A Comissão de Finanças e Tributação aprovou proposta que determina ao Conselho Monetário Nacional (CMN) instituir diferenciação de tamanhos das cédulas e das moedas, com a adoção de elementos de identificação tátil.

O objetivo da proposta é facilitar a identificação do dinheiro por pessoas com algum tipo de deficiência visual. O texto altera a Lei 4.595/64, que regulamenta o Sistema Financeiro Nacional.

O CMN é o órgão máximo de regulação do sistema financeiro. Entre as suas funções está a definição das características das cédulas e moedas impressas.

O texto aprovado é o substitutivo da Comissão de Desenvolvimento Econômico, Indústria, Comércio e Serviços ao Projeto de Lei Complementar 41/15, do deputado Glauber Braga (Psol-RJ). A relatora na Comissão de Finanças, deputada Soraya Santos (PMDB-RJ), sugeriu a aprovação do substitutivo em seu parecer.

O novo texto propõe que o formato das bordas das cédulas possa ser um dos elementos de diferenciação. O projeto original prevê a distinção apenas pelo tamanho.
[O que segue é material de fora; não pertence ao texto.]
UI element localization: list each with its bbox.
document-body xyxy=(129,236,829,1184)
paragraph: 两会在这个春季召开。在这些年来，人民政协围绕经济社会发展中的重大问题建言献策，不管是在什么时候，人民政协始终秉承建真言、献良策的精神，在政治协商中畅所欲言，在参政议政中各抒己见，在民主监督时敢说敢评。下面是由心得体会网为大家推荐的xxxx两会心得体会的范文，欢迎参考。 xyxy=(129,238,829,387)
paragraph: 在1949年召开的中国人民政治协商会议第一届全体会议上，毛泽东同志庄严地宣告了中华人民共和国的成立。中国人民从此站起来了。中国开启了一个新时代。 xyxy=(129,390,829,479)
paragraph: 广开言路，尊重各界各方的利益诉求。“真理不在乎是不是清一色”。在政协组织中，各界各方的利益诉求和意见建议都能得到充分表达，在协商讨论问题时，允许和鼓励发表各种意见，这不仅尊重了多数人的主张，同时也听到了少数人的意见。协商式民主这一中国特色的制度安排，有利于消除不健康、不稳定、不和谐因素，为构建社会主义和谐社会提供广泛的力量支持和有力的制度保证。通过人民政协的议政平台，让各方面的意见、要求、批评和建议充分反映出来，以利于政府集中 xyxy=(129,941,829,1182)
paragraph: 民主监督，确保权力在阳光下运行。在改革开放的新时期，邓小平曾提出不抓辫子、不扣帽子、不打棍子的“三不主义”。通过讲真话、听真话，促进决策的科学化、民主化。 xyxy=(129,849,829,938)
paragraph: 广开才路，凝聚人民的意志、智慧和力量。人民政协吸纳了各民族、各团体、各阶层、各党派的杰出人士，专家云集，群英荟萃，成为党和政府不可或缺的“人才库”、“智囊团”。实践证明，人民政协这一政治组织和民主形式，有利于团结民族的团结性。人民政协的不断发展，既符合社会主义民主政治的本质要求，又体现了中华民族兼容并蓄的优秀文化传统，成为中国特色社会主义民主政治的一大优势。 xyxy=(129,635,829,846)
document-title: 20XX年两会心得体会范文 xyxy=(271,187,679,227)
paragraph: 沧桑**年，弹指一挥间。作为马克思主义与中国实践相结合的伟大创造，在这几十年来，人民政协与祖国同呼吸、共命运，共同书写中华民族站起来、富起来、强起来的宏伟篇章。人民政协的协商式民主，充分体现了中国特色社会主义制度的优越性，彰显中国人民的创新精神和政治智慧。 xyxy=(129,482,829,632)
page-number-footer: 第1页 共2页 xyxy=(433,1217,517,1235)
No caso de moedas, o substitutivo mantém diâmetros e espessura como elementos de diferenciação.

Situação atual
Hoje, as células e moedas em circulação já têm elementos para auxiliar os deficientes visuais. Mas a intenção do projeto é tornar essa diferenciação definitiva por meio de sua instituição na lei.

Tramitação
A proposta será analisada ainda pela Comissão de Constituição e Justiça e de Cidadania e em seguida pelo Plenário.

Fonte: Camara.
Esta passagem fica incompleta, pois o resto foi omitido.